Volgens Rechtbank Rotterdam maakt de asielzoeker met een Laissez-Passer nog altijd niet zijn identiteit en nationaliteit aannemelijk, omdat daar in de vorige asielprocedure door de IND nog aan getwijfeld werd. De rechtbank geeft aan dat de consul van de ambassade het Laissez-Passer afgaf nadat de asielzoeker kopieën van dezelfde identiteitsdocumenten inbracht als in de vorige asielprocedure, terwijl deze documenten toen niet authentiek bevonden waren door de IND en de rechtbank. Volgens de Rechtbank Rotterdam is een Laissez-Passer slechts een tijdelijk reisdocument en geen nationaliteitsverklaring.

Rechtbank Rotterdam ontkent hiermee ten onrechte de waarde van een Laissez-Passer. Dit document is namelijk wel degelijk een officiële erkenning van de identiteit en nationaliteit van een asielzoeker. Bovendien stelt de rechtbank middels deze uitspraak dat de IND en de rechtbank béter de identiteit van een Congolese burger kunnen vaststellen dan een officiële vertegenwoordiging van de Congolese staat. Hiermee schendt de rechtbank de soevereiniteit van de Democratische Republiek Congo. Het is namelijk het soevereine recht van een staat om te bepalen wie zijn onderdanen zijn en wie van die onderdanen voor verstrekking van een (tijdelijk) reisdocument in aanmerking komt.

In dit verband is opmerkelijk (zoals we ook al in ons bericht van 30 juni 2014 schreven) wat toenmalig staatssecretaris Teeven, de politiek verantwoordelijke bewindspersoon voor de IND, zelf in 2014 in zijn beantwoording van kamervragen over het uitzetten van vreemdelingen naar Guinee aan de Tweede Kamer heeft geschreven: 
Het is niet aan de Nederlandse overheid uitspraken te doen over of bepaalde (vervangende) reisdocumenten ten behoeve van terugkeer al dan niet rechtsgeldig zouden zijn. Dat is aan de autoriteiten die op basis van het betreffende document toegang verlenen tot het grondgebied. Het zou ook niet passen wanneer buitenlandse autoriteiten door Nederland afgegeven documenten voor grensoverschrijding van eigen onderdanen in twijfel zouden trekken.”

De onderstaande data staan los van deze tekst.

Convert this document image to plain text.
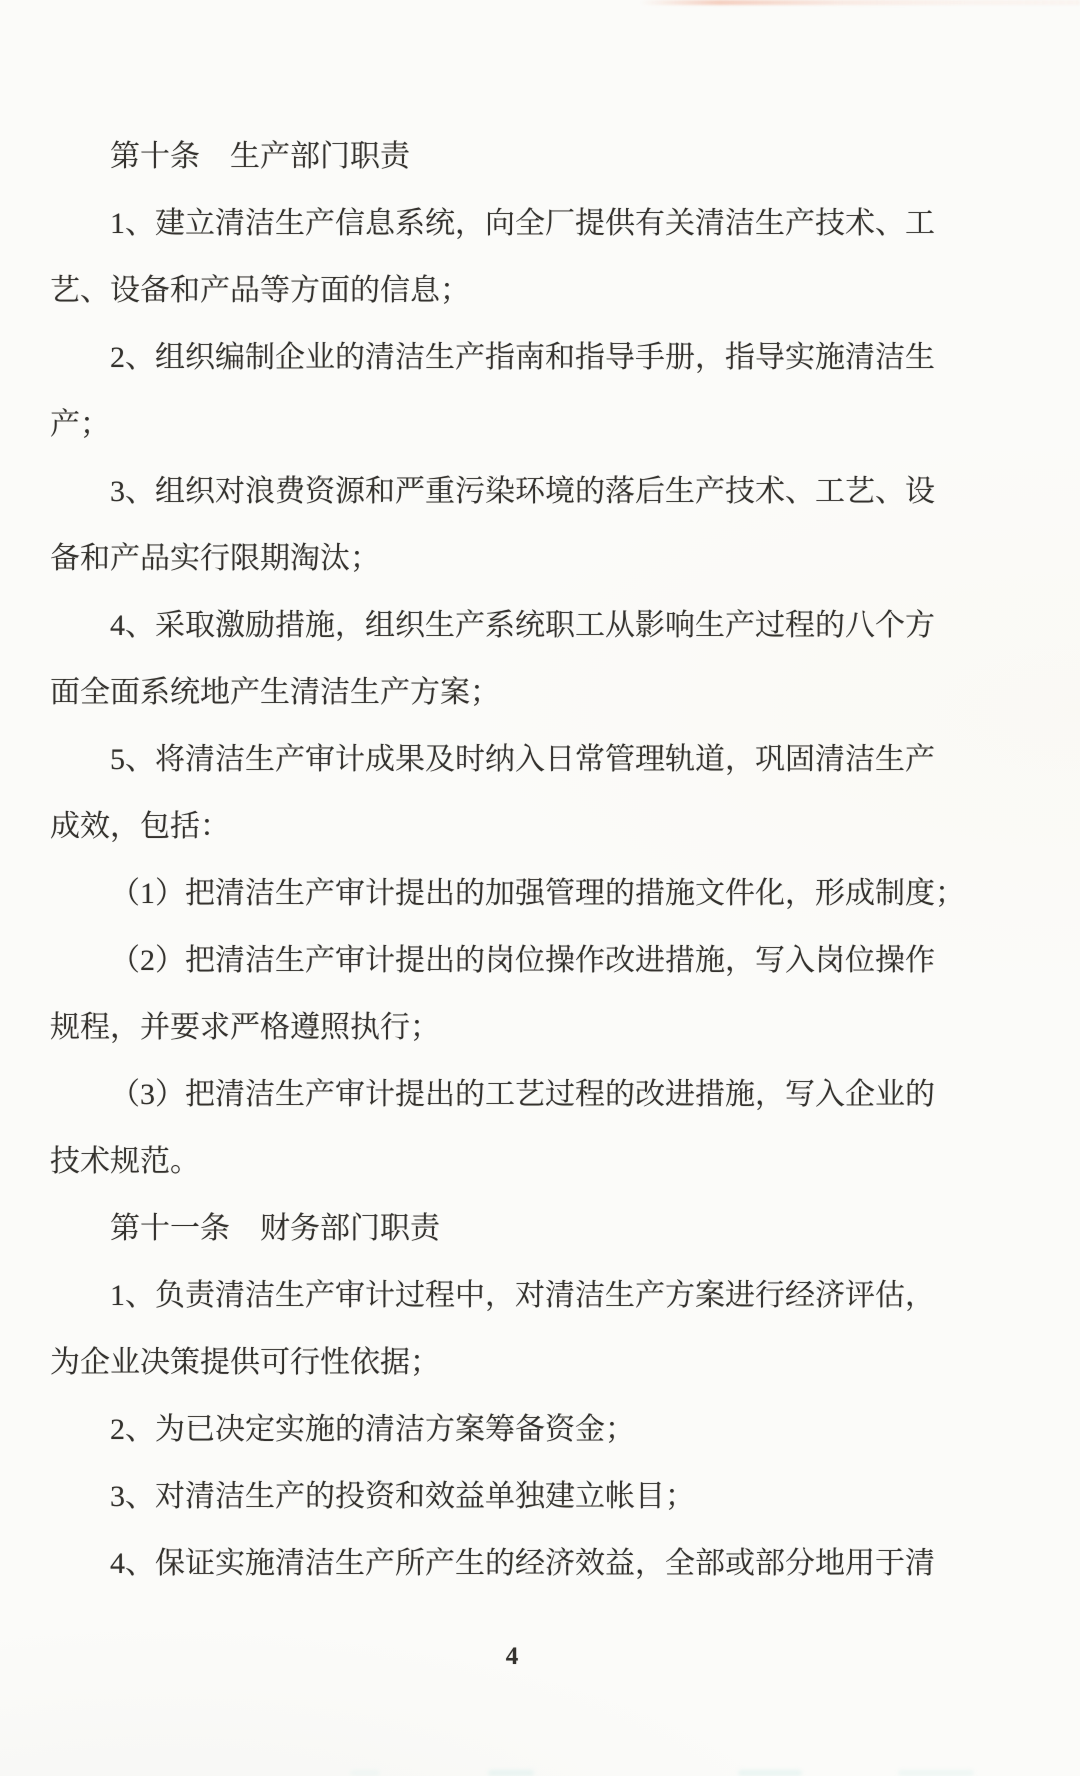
第十条　生产部门职责
1、建立清洁生产信息系统，向全厂提供有关清洁生产技术、工
艺、设备和产品等方面的信息；
2、组织编制企业的清洁生产指南和指导手册，指导实施清洁生
产；
3、组织对浪费资源和严重污染环境的落后生产技术、工艺、设
备和产品实行限期淘汰；
4、采取激励措施，组织生产系统职工从影响生产过程的八个方
面全面系统地产生清洁生产方案；
5、将清洁生产审计成果及时纳入日常管理轨道，巩固清洁生产
成效，包括：
（1）把清洁生产审计提出的加强管理的措施文件化，形成制度；
（2）把清洁生产审计提出的岗位操作改进措施，写入岗位操作
规程，并要求严格遵照执行；
（3）把清洁生产审计提出的工艺过程的改进措施，写入企业的
技术规范。
第十一条　财务部门职责
1、负责清洁生产审计过程中，对清洁生产方案进行经济评估，
为企业决策提供可行性依据；
2、为已决定实施的清洁方案筹备资金；
3、对清洁生产的投资和效益单独建立帐目；
4、保证实施清洁生产所产生的经济效益，全部或部分地用于清
4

In deze kwestie speelde het omgekeerde van de hierboven met betrekking tot Congo geschetste situatie: de Nederlandse overheid probeerde afgewezen asielzoekers uit te zetten naar Guinee met documenten die waren afgegeven door daarvoor speciaal naar Nederland gehaalde Guinese ambtenaren. Bij terugkeer van deze asielzoekers op de luchthaven van Guinee werden hun documenten echter door de Guinese douane niet rechtsgeldig (!) verklaard. Bovenstaand citaat is het antwoord van de staatssecretaris op de vraag of de Nederlandse overheid ook “de verantwoordelijkheid heeft na te gaan of (vervangende) reisdocumenten wel op een ordentelijke en juridisch zuivere wijze worden afgegeven”.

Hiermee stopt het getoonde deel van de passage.